Crítica social da Tuiuti é volta por cima após tragédia de 2017
Depois de acidente no Carnaval, escola volta à Sapucaí com crítica social, vampirão presidente e fantoches batedores de panela
Ziriguidum|Thiago Calil
Em 1988, ano em que se comemorou o centenário da assinatura da Lei Áurea, a Mangueira fez um de seus carnavais mais memoráveis. A escola questionou se o documento de fato trouxe igualdade social no Brasil. O próprio samba já era provocador, com versos como "livre do açoite da senzala, preso na miséria da favela", "será que já raiou a liberdade ou se foi tudo ilusão" ou ainda "hoje, dentro da realidade, onde está a liberdade? Onde está que ninguém viu?".
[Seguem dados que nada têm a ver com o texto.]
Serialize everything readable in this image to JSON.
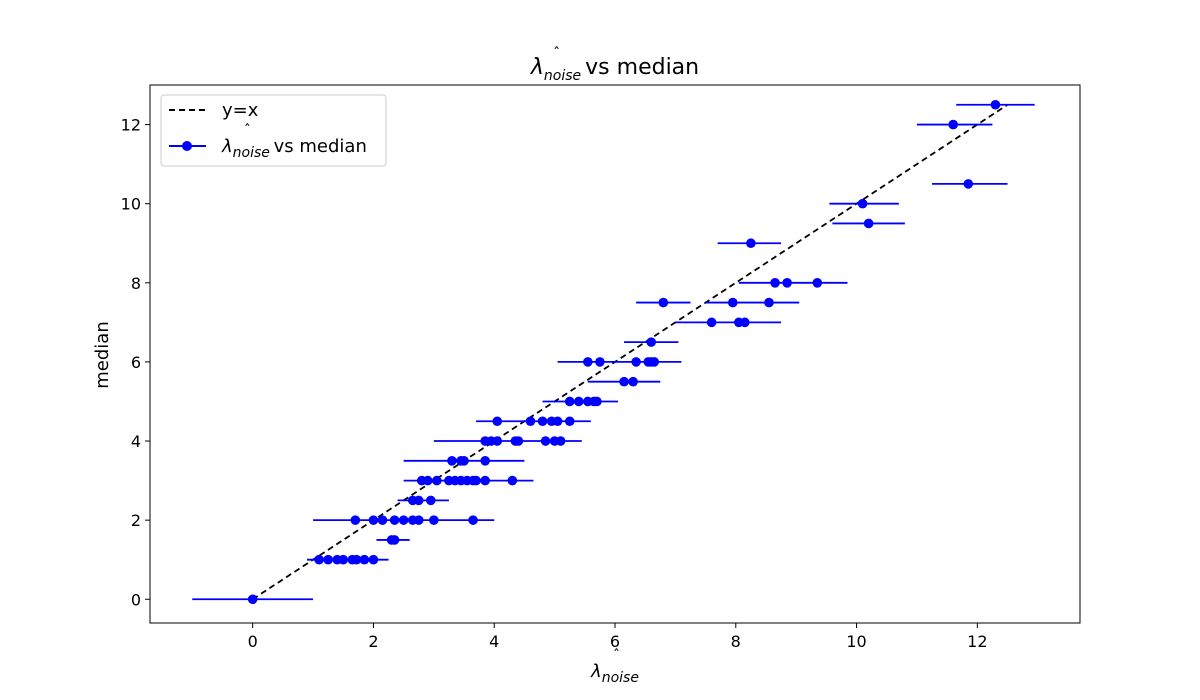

Passados 30 anos, o documento assinado pela princesa Isabel voltou a ser enredo na Marquês de Sapucaí, com o mesmo tipo de questionamento: Meu Deus, meu Deus, está extinta a escravidão?. O tom contestador do desfile mostra que pouco mudou no País nesse período. Mas a crítica da escola foi além: hoje a dominação social não atinge só os negros. Somos todos vítimas da manipulação de poder, da corrupção e outros tipos de violência. Embora essa não seja física, como na escravidão, nossos feitores usam terno e gravata e nos prendem com outras correntes.
Foi uma provocação clara, direta e endereçada a quem a carapuça servisse. Coisas que o Carnaval nos permite fazer muito bem. Foi "tiro" para tudo quanto é lado. Os manifestantes que pediram o impeachment de Dilma Rousseff e nunca mais voltaram às ruas foram retratados como marionetes em patos de borracha e batendo panela. A ala Guerreiros da CLT questionou as mudanças na lei trabalhista, com direito à carteira de trabalho suja, rasgada e queimada.
E o símbolo maior da provocação foi o destaque da última alegoria: um vampiro usando faixa presidencial e com adereços imitando notas de dólares. Bem clara a referência, não?
Por conta disso, o desfile foi o mais comentado da noite. Está repercutindo durante todo o dia nas redes sociais. Como é bom ver a irreverência aliada à contestação de volta à avenida.
A apresentação que já entrou para a história da escola marca um renascimento da Tuiuti. Vale lembrar que, em 2017, ano em que retornou ao Grupo Especial após muito tempo fora, a última alegoria da escola se chocou contra uma grade no momento de entrar na avenida. Mais de 20 pessoas ficaram feridas gravemente e uma morreu dois meses depois.
Contestar a sociedade atual foi uma bela forma de voltar à Sapucaí. Se no ano passado o desfile causou vítimas físicas, em 2018 a escola deixa uma bela reflexão social e, no máximo, uns ferimentos morais para quem se identificou com as críticas.